Philip Favro, consultant at the e-discovery firm Driven Inc. in Utah and a former discovery counsel, most recently at Recommind Inc., said he can understand why Uber would have been "frustrated" by in-house lawyers who'd consulted private firms. He said "there are pathways counsel can take" to raise questions about superiors' decisions.

"One of them," Favro said, "is not to consult outside lawyers."

Favro said the two Uber lawyers might have "crossed one of the ethical lines that requires lawyers to not disclose client information," citing the State Bar of California's Rules of Professional Conduct. "You learn even in law school to be loyal to the company or organization you represent," he said. "If there is a problem, your recourse is limited."

Rossum, the former AirTran general counsel, said lawyers have other options, including whistleblower hotlines or internal reporting policies, if they are concerned about their department's actions.

"Generally, your corporate policies will set forth the avenue and remedies you have as an employee to challenge or question or otherwise deal with a situation where you feel there's something wrong, either unethical, illegal or immoral," he said.

Short of that, Rossum said, "if the staff lawyers choose not to follow these rules, then they are potentially subject to the consequences."


----------



## SEAL Team 5 (Dec 19, 2015)

Salle Yoo leads an in house legal team of almost 200 lawyers? Even if you pay the minimum $100k/attorney that's $20 million a year without even going to court. I bet Uber spends close to $50 million/year on legal fees.


----------



## Snowtop (Nov 11, 2014)

Ca$h4 said:


> Salle Yoo, Uber's general counsel since 2012, leads an in-house department of roughly 200 members.





SEAL Team 5 said:


> Salle Yoo leads an in house legal team of almost 200 lawyers?


Seal Team....200 members and 200 lawyers are not the same thing. Some of those 200 could be paralegals, secretaries, clerks, etc...


----------



## westsidebum (Feb 7, 2015)

Legal advises and executives make decisions. The idea that legal professionals can not conult with other peers is bogus and part of ubers larger corporate culture problem. A healthy corporate culture should encourage professionals to get wide range of views from well placed contacts as long as no technical trade secrets are revealed.


----------



## Mars Troll Number 4 (Oct 30, 2015)

Correct me if i'm wrong..


Uber's legal strategy...


Step 1 do whatever you want.

Step 2: pretend the laws don't exist when questions come up.

Step 3: pay all fines accumulated during steps 1 and 2

Step 4: get public support behind you to change the laws you have been breaking for years


How can you have a healthy legal culture when SOP is to break the rules and clean up the mess later?

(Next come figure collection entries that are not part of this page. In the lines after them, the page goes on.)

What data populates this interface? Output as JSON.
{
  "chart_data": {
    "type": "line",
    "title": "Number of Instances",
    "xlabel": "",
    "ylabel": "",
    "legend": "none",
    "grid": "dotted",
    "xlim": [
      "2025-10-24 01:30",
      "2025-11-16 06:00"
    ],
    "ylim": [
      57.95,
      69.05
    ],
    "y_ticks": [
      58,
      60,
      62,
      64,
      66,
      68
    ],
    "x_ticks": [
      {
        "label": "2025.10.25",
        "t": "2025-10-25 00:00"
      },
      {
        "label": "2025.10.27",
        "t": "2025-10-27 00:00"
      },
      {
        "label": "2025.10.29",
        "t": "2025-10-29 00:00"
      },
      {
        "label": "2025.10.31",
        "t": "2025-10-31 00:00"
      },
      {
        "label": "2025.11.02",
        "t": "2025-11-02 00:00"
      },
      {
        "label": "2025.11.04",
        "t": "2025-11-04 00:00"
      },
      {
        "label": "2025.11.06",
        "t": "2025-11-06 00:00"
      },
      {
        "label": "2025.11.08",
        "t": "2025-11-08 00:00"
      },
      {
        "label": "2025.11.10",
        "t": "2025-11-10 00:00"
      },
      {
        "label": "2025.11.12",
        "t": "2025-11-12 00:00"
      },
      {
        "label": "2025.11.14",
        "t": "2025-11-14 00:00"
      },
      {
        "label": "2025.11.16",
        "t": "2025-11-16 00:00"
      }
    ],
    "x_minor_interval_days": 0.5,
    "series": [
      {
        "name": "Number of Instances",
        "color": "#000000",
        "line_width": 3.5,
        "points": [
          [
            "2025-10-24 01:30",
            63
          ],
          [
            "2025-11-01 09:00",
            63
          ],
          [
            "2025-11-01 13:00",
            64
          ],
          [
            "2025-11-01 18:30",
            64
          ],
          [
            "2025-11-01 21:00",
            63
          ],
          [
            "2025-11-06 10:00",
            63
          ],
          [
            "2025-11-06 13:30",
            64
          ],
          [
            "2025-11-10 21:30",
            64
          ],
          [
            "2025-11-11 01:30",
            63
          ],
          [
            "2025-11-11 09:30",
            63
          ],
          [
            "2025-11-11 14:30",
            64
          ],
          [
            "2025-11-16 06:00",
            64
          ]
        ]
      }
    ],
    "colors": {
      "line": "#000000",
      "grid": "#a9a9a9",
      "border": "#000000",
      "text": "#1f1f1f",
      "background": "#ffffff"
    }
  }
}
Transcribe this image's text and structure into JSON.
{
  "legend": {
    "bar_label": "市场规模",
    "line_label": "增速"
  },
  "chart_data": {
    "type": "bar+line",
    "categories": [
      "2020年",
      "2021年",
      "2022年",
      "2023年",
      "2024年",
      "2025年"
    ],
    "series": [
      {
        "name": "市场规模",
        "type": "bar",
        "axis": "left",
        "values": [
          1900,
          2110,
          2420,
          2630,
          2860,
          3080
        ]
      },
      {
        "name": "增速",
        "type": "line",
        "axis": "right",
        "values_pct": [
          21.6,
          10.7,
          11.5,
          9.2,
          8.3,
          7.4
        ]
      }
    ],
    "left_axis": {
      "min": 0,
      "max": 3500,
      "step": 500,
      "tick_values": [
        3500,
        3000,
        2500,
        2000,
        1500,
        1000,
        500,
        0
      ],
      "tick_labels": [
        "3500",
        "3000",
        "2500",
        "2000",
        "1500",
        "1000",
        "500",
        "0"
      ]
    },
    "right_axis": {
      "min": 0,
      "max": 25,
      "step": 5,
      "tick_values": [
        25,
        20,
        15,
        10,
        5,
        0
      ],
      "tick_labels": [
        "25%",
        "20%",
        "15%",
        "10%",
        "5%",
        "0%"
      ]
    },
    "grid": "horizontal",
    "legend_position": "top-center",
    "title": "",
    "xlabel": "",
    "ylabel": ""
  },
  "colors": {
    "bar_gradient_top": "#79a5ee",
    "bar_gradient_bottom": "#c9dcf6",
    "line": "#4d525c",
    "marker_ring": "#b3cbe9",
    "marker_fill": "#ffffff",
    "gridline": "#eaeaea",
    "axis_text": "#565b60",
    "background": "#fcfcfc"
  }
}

If I was a lawyer, I would quit when I found out how bad it was...

I wouldn't stick around,


----------



## TwoFiddyMile (Mar 13, 2015)

Although those lawyers broke the rules, Uber made a PR mistake terminating them. 
Should have given them a job reference, a contract buyout, and called it a resignation.


----------



## phillipzx3 (May 26, 2015)

^^^^ Travis must think emulating Trump is a good thing?


----------



## Ca$h4 (Aug 12, 2015)

Uber's legal mastermind whose job is to make Uber's illegal practices appear legal gets promotion. Uber insiders closing ranks as many personnel jump ship. "TheRecorder" didn't mention "Greyball." Not good journalism.

*Uber Names Salle Yoo Chief Legal Officer, Creating GC Vacancy*

*http://www.therecorder.com/home/id=...ing-GC-Vacancy?mcode=1202617072607&curindex=1*


----------



## tohunt4me (Nov 23, 2015)

Ca$h4 said:


> Salle is a scofflaw, Uber's legal designer of disruption corruption, Greyball, Shortchanging Drivers on their pay, etc. Running a business through a series of crimes is racketeering.
> 
> *http://www.therecorder.com/id=12027...re?mcode=1202617073467&curindex=0&curpage=ALL*
> 
> ...


They know illegal activities when they are asked to be involved in them.

No one can cover up such a large dung heap.


----------



## roadman (Nov 14, 2016)

Sounds like the lawyers were asked to do something illegal and they wanted to make sure it was ok.


----------